27. Ambiguous painting. In focus, the high frequencies dominate, and you see a figure looking out a window. Blurring eliminates the high frequencies, and the remaining low frequencies paint a different picture.
28. Low and high pass MTFs with an abrupt transition between frequencies that will be imaged and those that will not. Note that the transition is at the halfway point so that each image has the same range of frequencies. This MTF pair will be used in the following Figures.
29. Photograph of Dr. K. This is in focus and all here spatial frequencies are present.
30. Same photograph as Figure 29, but after passing through the high pass MTF shown in Figure 28. Notice how hard it is to recognize her when only her high frequencies are present.
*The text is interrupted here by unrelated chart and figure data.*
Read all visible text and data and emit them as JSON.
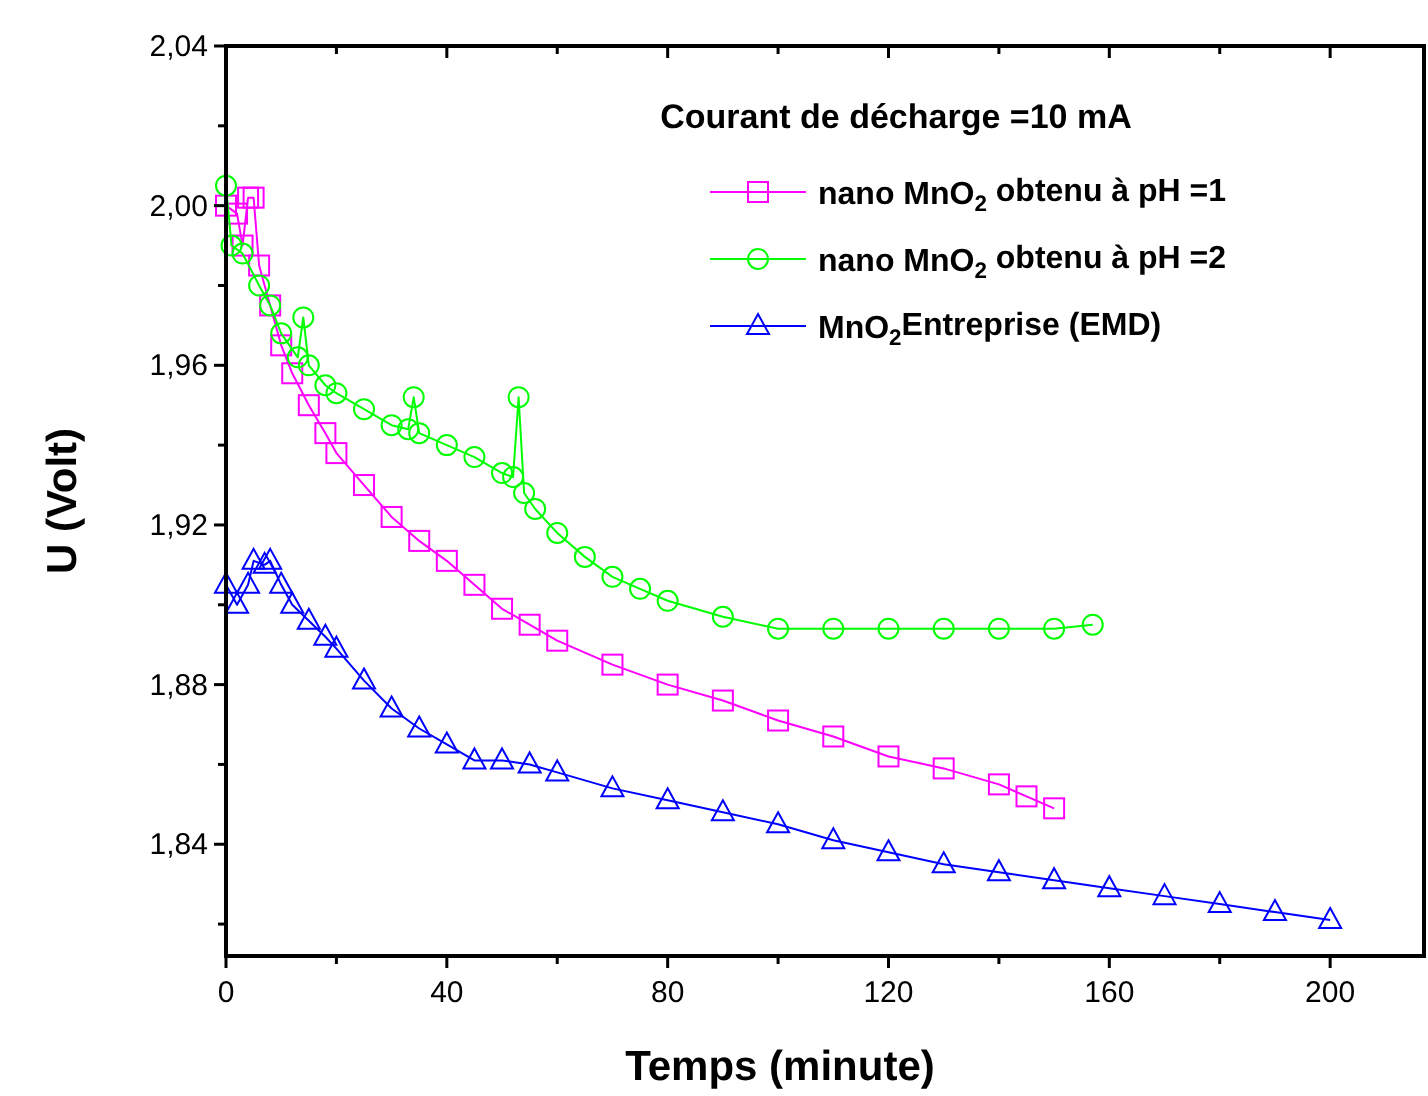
{
  "chart_data": {
    "type": "line",
    "title": "Courant de décharge =10 mA",
    "xlabel": "Temps (minute)",
    "ylabel": "U (Volt)",
    "xlim": [
      0,
      217
    ],
    "ylim": [
      1.812,
      2.04
    ],
    "xticks": [
      0,
      {
        "value": 20,
        "label": null
      },
      40,
      {
        "value": 60,
        "label": null
      },
      80,
      {
        "value": 100,
        "label": null
      },
      120,
      {
        "value": 140,
        "label": null
      },
      160,
      {
        "value": 180,
        "label": null
      },
      200
    ],
    "yticks": [
      {
        "value": 1.82,
        "label": null
      },
      {
        "value": 1.84,
        "label": "1,84"
      },
      {
        "value": 1.86,
        "label": null
      },
      {
        "value": 1.88,
        "label": "1,88"
      },
      {
        "value": 1.9,
        "label": null
      },
      {
        "value": 1.92,
        "label": "1,92"
      },
      {
        "value": 1.94,
        "label": null
      },
      {
        "value": 1.96,
        "label": "1,96"
      },
      {
        "value": 1.98,
        "label": null
      },
      {
        "value": 2.0,
        "label": "2,00"
      },
      {
        "value": 2.02,
        "label": null
      },
      {
        "value": 2.04,
        "label": "2,04"
      }
    ],
    "grid": false,
    "legend": "top right",
    "line_style": "solid",
    "series": [
      {
        "name": "nano MnO$_{2}$ obtenu à pH =1",
        "color": "#ff00ff",
        "marker": "square",
        "x": [
          0,
          2,
          3,
          4,
          5,
          6,
          8,
          10,
          12,
          15,
          18,
          20,
          25,
          30,
          35,
          40,
          45,
          50,
          55,
          60,
          70,
          80,
          90,
          100,
          110,
          120,
          130,
          140,
          145,
          150
        ],
        "values": [
          2.0,
          1.998,
          1.99,
          2.002,
          2.002,
          1.985,
          1.975,
          1.965,
          1.958,
          1.95,
          1.943,
          1.938,
          1.93,
          1.922,
          1.916,
          1.911,
          1.905,
          1.899,
          1.895,
          1.891,
          1.885,
          1.88,
          1.876,
          1.871,
          1.867,
          1.862,
          1.859,
          1.855,
          1.852,
          1.849
        ]
      },
      {
        "name": "nano MnO$_{2}$ obtenu à pH =2",
        "color": "#00ff00",
        "marker": "circle",
        "x": [
          0,
          1,
          3,
          6,
          8,
          10,
          13,
          14,
          15,
          18,
          20,
          25,
          30,
          33,
          34,
          35,
          40,
          45,
          50,
          52,
          53,
          54,
          56,
          60,
          65,
          70,
          75,
          80,
          90,
          100,
          110,
          120,
          130,
          140,
          150,
          157
        ],
        "values": [
          2.005,
          1.99,
          1.988,
          1.98,
          1.975,
          1.968,
          1.962,
          1.972,
          1.96,
          1.955,
          1.953,
          1.949,
          1.945,
          1.944,
          1.952,
          1.943,
          1.94,
          1.937,
          1.933,
          1.932,
          1.952,
          1.928,
          1.924,
          1.918,
          1.912,
          1.907,
          1.904,
          1.901,
          1.897,
          1.894,
          1.894,
          1.894,
          1.894,
          1.894,
          1.894,
          1.895
        ]
      },
      {
        "name": "MnO$_{2}$Entreprise (EMD)",
        "color": "#0000ff",
        "marker": "triangle",
        "x": [
          0,
          2,
          4,
          5,
          7,
          8,
          10,
          12,
          15,
          18,
          20,
          25,
          30,
          35,
          40,
          45,
          50,
          55,
          60,
          70,
          80,
          90,
          100,
          110,
          120,
          130,
          140,
          150,
          160,
          170,
          180,
          190,
          200
        ],
        "values": [
          1.905,
          1.9,
          1.905,
          1.911,
          1.91,
          1.911,
          1.905,
          1.9,
          1.896,
          1.892,
          1.889,
          1.881,
          1.874,
          1.869,
          1.865,
          1.861,
          1.861,
          1.86,
          1.858,
          1.854,
          1.851,
          1.848,
          1.845,
          1.841,
          1.838,
          1.835,
          1.833,
          1.831,
          1.829,
          1.827,
          1.825,
          1.823,
          1.821
        ]
      }
    ]
  }
}
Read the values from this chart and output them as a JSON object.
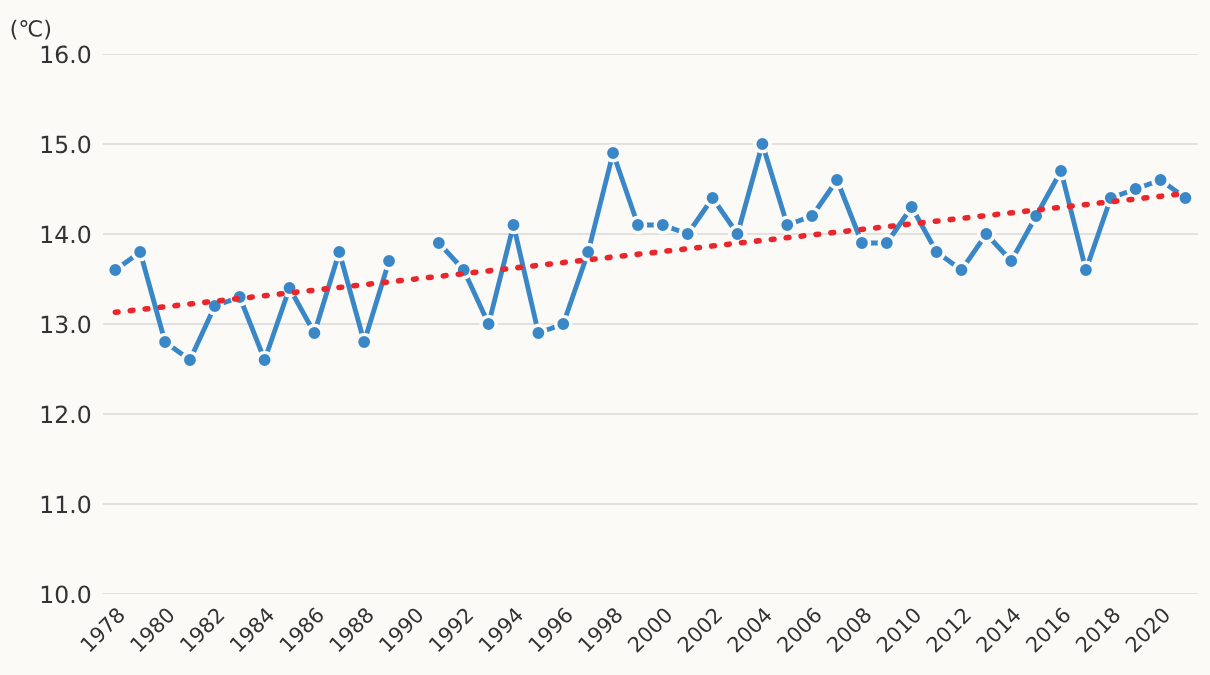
{
  "chart_data": {
    "type": "line",
    "ylabel": "(℃)",
    "x": [
      1978,
      1979,
      1980,
      1981,
      1982,
      1983,
      1984,
      1985,
      1986,
      1987,
      1988,
      1989,
      1990,
      1991,
      1992,
      1993,
      1994,
      1995,
      1996,
      1997,
      1998,
      1999,
      2000,
      2001,
      2002,
      2003,
      2004,
      2005,
      2006,
      2007,
      2008,
      2009,
      2010,
      2011,
      2012,
      2013,
      2014,
      2015,
      2016,
      2017,
      2018,
      2019,
      2020,
      2021
    ],
    "series": [
      {
        "color": "#3a87c8",
        "marker": "circle",
        "line_style": "solid",
        "values": [
          13.6,
          13.8,
          12.8,
          12.6,
          13.2,
          13.3,
          12.6,
          13.4,
          12.9,
          13.8,
          12.8,
          13.7,
          null,
          13.9,
          13.6,
          13.0,
          14.1,
          12.9,
          13.0,
          13.8,
          14.9,
          14.1,
          14.1,
          14.0,
          14.4,
          14.0,
          15.0,
          14.1,
          14.2,
          14.6,
          13.9,
          13.9,
          14.3,
          13.8,
          13.6,
          14.0,
          13.7,
          14.2,
          14.7,
          13.6,
          14.4,
          14.5,
          14.6,
          14.4
        ]
      },
      {
        "type": "line",
        "color": "#e8262b",
        "marker": "none",
        "line_style": "dotted",
        "x": [
          1978,
          2021
        ],
        "values": [
          13.13,
          14.45
        ]
      }
    ],
    "xlim": [
      1977.5,
      2021.5
    ],
    "xticks": [
      1978,
      1980,
      1982,
      1984,
      1986,
      1988,
      1990,
      1992,
      1994,
      1996,
      1998,
      2000,
      2002,
      2004,
      2006,
      2008,
      2010,
      2012,
      2014,
      2016,
      2018,
      2020
    ],
    "ylim": [
      10,
      16
    ],
    "yticks": [
      {
        "value": 10,
        "label": "10.0"
      },
      {
        "value": 11,
        "label": "11.0"
      },
      {
        "value": 12,
        "label": "12.0"
      },
      {
        "value": 13,
        "label": "13.0"
      },
      {
        "value": 14,
        "label": "14.0"
      },
      {
        "value": 15,
        "label": "15.0"
      },
      {
        "value": 16,
        "label": "16.0"
      }
    ],
    "grid": "y"
  }
}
This, incidentally, is the same as Figure 1.
31. Same photograph as Figure 29, but after passing through the low pass MTF shown in Figure 28. Notice how easy it is to recognize her when only her low frequencies are present. Some of her sharp details are missing. Even though the amount of spatial frequency removed is the same as in Figure 30, this is much easier to perceive than Figure 30. Thus lower spatial frequencies are far more important to our visual perception than are higher ones.
32. Summary of Figures 29-31.
33. Another example of Figure 32.
34. Another example of Figure 32, showing that this applies to all objects and not just faces.
35. Limits of acuity measures vs CSFs to assess vision. The acuity measures (20/nn) are a single point on a CSF where it crosses the X axis. The whole CSF is a much better predictor of vision. For instance, the red CSF denotes poorer overall vision than does the blue one despite higher acuity (20/40 versus 20/160).
36. Cat versus human CSF.
37. CSFs of "malingerers" and "workers", showing that the "malingerers" really could not see well.